6.6.4. To prepare the organization and the agenda of the next Congress.

6.6.5. To call on any other Member, or third party, to assist it as it may deem necessary.

6.6.6. The Executive Board shall establish a Nominations Committee and appoint its members.  The Nominations Committee shall determine the procedure for nomination to the function of Executive Board member of the Association and shall publish this procedure on the Association’s website.

Article 6.7. A quorum of the Executive Board consists of the majority of its Members. The decisions of the Executive Board are taken by simple majority.

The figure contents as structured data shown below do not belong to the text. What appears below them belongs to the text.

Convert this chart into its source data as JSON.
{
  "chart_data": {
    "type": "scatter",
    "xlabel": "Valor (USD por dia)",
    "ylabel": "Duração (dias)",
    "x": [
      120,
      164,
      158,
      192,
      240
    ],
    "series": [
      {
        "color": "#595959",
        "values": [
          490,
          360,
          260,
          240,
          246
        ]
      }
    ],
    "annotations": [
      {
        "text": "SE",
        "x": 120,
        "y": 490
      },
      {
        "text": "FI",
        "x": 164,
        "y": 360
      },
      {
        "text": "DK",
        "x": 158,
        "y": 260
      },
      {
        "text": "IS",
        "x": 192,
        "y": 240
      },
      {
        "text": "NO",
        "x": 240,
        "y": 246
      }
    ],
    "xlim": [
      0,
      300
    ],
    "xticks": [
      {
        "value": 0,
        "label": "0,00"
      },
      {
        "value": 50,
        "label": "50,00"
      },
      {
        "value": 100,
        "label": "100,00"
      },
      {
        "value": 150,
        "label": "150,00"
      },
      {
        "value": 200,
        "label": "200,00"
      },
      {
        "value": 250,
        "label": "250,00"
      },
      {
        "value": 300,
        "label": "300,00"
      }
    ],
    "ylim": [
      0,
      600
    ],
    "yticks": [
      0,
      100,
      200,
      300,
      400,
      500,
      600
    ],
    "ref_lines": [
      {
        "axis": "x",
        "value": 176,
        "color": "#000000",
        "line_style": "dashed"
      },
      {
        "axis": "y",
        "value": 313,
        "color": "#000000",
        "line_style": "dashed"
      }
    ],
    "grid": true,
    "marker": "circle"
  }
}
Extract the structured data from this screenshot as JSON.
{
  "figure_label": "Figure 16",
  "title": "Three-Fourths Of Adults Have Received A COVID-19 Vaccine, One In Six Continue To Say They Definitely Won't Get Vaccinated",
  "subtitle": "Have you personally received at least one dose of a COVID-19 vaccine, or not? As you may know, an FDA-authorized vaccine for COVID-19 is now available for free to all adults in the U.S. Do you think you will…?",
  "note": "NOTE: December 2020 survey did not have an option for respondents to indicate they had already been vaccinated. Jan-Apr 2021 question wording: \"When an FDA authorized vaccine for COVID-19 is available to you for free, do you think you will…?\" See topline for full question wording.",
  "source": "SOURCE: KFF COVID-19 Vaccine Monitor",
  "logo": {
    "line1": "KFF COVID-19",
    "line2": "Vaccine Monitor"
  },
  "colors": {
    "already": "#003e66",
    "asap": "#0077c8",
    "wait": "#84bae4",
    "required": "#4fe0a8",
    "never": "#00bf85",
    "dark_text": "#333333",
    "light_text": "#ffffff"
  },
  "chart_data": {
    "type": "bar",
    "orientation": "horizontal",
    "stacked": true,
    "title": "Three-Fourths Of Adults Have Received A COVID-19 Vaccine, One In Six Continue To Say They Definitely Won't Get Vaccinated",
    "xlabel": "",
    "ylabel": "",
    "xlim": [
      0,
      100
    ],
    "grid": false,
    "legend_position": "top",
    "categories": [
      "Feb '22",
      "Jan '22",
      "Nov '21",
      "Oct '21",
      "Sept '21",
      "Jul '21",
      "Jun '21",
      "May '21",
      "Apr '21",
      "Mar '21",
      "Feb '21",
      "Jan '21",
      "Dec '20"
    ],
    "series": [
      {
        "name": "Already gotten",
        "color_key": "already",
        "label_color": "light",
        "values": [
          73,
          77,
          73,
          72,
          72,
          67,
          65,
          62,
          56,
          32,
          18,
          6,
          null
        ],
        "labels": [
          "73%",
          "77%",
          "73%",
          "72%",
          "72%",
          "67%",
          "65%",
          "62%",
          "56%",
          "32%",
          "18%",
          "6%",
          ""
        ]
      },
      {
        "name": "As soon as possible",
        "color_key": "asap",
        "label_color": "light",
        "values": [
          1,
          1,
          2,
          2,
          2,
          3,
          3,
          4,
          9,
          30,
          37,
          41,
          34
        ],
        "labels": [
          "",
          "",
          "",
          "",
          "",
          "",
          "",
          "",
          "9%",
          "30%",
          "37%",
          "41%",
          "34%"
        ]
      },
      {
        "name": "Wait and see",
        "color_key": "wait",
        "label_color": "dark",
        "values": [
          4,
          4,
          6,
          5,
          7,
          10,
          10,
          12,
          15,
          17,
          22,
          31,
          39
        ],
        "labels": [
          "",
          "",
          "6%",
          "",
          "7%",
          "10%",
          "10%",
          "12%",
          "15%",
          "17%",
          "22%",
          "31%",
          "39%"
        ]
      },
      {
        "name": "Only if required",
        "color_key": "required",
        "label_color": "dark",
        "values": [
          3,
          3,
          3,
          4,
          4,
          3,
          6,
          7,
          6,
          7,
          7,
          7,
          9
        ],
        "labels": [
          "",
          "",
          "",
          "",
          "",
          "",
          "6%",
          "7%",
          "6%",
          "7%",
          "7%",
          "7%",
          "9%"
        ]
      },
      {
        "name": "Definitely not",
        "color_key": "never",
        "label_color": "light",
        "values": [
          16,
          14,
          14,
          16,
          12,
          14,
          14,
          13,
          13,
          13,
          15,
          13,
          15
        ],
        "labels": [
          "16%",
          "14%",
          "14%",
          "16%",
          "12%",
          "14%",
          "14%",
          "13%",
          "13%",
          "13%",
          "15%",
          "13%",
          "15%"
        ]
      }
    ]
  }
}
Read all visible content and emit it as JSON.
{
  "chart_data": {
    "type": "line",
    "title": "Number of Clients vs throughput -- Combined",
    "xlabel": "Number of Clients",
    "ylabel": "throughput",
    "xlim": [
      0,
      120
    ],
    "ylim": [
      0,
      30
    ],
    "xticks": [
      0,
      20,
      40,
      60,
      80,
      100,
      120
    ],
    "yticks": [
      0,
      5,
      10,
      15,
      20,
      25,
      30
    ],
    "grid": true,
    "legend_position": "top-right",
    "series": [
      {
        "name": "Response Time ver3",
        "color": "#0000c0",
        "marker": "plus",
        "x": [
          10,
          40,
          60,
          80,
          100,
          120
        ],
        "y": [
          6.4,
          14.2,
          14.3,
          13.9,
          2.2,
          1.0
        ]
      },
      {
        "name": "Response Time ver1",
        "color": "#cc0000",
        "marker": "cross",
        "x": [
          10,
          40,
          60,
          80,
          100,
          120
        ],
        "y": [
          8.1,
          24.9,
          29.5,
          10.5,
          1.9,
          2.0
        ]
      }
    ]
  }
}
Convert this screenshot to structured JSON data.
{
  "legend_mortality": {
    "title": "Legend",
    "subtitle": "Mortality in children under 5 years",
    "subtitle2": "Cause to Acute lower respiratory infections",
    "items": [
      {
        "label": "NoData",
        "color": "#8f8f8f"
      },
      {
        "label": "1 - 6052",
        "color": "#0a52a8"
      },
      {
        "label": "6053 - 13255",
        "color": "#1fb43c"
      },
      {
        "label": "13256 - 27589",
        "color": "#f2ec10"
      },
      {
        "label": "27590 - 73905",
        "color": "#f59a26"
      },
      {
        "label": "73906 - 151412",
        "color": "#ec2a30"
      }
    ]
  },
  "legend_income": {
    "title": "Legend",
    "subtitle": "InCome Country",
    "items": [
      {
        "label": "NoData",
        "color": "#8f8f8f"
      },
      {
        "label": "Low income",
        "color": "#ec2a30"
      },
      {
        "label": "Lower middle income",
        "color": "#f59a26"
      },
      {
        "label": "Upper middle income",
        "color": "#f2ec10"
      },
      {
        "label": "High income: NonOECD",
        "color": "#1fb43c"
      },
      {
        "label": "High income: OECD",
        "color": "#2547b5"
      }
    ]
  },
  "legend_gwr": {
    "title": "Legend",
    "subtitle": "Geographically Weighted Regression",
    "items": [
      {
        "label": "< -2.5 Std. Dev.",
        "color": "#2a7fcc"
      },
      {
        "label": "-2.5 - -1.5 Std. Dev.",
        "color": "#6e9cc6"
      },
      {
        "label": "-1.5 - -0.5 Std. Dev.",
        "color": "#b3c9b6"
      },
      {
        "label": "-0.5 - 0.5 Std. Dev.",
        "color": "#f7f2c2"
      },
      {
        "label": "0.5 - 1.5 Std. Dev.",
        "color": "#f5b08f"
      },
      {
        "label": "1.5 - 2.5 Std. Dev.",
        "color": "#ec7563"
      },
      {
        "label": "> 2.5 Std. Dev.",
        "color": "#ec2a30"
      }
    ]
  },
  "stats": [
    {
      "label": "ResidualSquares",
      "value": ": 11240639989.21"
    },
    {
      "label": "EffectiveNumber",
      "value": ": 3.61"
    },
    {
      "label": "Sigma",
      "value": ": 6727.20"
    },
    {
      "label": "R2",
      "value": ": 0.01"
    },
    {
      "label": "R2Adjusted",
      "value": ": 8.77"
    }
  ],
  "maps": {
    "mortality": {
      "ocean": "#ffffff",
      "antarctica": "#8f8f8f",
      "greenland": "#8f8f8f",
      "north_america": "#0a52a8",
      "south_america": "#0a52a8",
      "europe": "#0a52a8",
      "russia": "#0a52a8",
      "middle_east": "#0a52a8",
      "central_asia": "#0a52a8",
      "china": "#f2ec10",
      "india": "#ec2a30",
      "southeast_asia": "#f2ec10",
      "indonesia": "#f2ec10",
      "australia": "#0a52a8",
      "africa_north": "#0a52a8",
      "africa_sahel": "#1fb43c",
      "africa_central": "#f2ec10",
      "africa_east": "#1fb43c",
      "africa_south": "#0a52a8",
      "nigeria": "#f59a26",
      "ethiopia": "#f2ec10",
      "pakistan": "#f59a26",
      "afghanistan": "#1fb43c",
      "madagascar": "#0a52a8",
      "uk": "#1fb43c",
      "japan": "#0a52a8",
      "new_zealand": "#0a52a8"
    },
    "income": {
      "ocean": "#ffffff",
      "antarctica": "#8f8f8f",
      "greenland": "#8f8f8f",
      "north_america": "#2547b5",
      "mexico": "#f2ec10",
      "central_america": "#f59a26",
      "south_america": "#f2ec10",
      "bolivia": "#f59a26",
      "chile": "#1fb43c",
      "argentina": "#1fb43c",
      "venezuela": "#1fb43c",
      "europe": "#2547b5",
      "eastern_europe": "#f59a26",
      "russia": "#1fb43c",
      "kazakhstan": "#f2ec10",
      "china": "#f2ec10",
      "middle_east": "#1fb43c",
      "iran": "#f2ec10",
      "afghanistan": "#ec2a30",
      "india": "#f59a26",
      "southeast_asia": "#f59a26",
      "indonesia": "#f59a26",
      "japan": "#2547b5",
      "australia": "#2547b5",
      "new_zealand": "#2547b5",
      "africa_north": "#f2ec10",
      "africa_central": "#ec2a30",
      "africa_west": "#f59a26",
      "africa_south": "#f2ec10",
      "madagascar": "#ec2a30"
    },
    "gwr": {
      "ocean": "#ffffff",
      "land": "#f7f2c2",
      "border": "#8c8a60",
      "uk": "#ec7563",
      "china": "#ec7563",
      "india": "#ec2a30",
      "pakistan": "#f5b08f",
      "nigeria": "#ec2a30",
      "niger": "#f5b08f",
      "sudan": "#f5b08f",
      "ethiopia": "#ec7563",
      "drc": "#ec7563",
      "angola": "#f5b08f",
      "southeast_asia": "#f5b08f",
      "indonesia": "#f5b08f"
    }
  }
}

Article 6.8. All acts binding the Association shall be signed by two Members of the Executive Board, one of which shall be the President or his/her appointee, (or a Member of the Executive Board appointed by the President for this task), who shall not be required to prove to a third party that they have the right to do so. Individual Board Members can be held responsible only for implementing the mandate they have received.

Budgets and Accounts
Article 7.1. The fiscal year shall run from 1 January to 31 December.

Article 7.2. The Executive Board is responsible for the finances of the Association and it shall appoint a Finance Officer of the Association who shall maintain the accounts of the Association and prepare periodic financial statements for submission to the Executive Board, including the annual statements to be submitted by 31 March each year.

Article 7.3. The auditing of the accounts shall be undertaken by two auditors elected at Congress. The mandate of the auditors shall run for two fiscal years, commencing on 1 January the year following their respective election. The auditors are eligible for re-election.

Article 7.4. The Executive Board shall prepare an annual budget and shall submit it to Congress for approval.

Amendments to the Statutes
Article 8.1. Without prejudice to Article 48 §3 of the Law, all proposals to amend the Statutes or to dissolve the Association must be proposed by the Executive Board or by any Members of the Association.

Article 8.2. The Executive Board must inform all Members of the Association of any proposal to amend the Statutes or to dissolve the Association at least one month before the Congress, which shall legislate on the issue.

Article 8.3. No decision to amend the Statutes or to dissolve the Association will be valid unless voted by a two-thirds majority of the Members present or represented at the Congress.

Article 8.4. Amendments to the purpose of the Association as defined in article 3 of the Statutes will become valid only upon approval by Belgian Royal Decree. Any amendments to the Statutes will only become opposable towards third parties once the necessary publication formalities have been fulfilled.

Article 8.5. The Congress will determine the modalities of dissolving and liquidating the Association. At the moment of the liquidation of the Association and once all debts have been paid and all liabilities have been fulfilled, the remaining assets of the Association will be allocated by the liquidator in accordance with the decision of the Congress in this respect. In accordance to the Law, the remaining assets will be allocated to an altruistic purpose.  

General Provisions
Article 9. Any other matters not foreseen in these Statutes, such as the publication in the Annexes du Moniteur Belge, will be regulated in conformity with the Law of 27 June 1921 and any subsequent amendments.

The French version of the Statutes is the only valid one.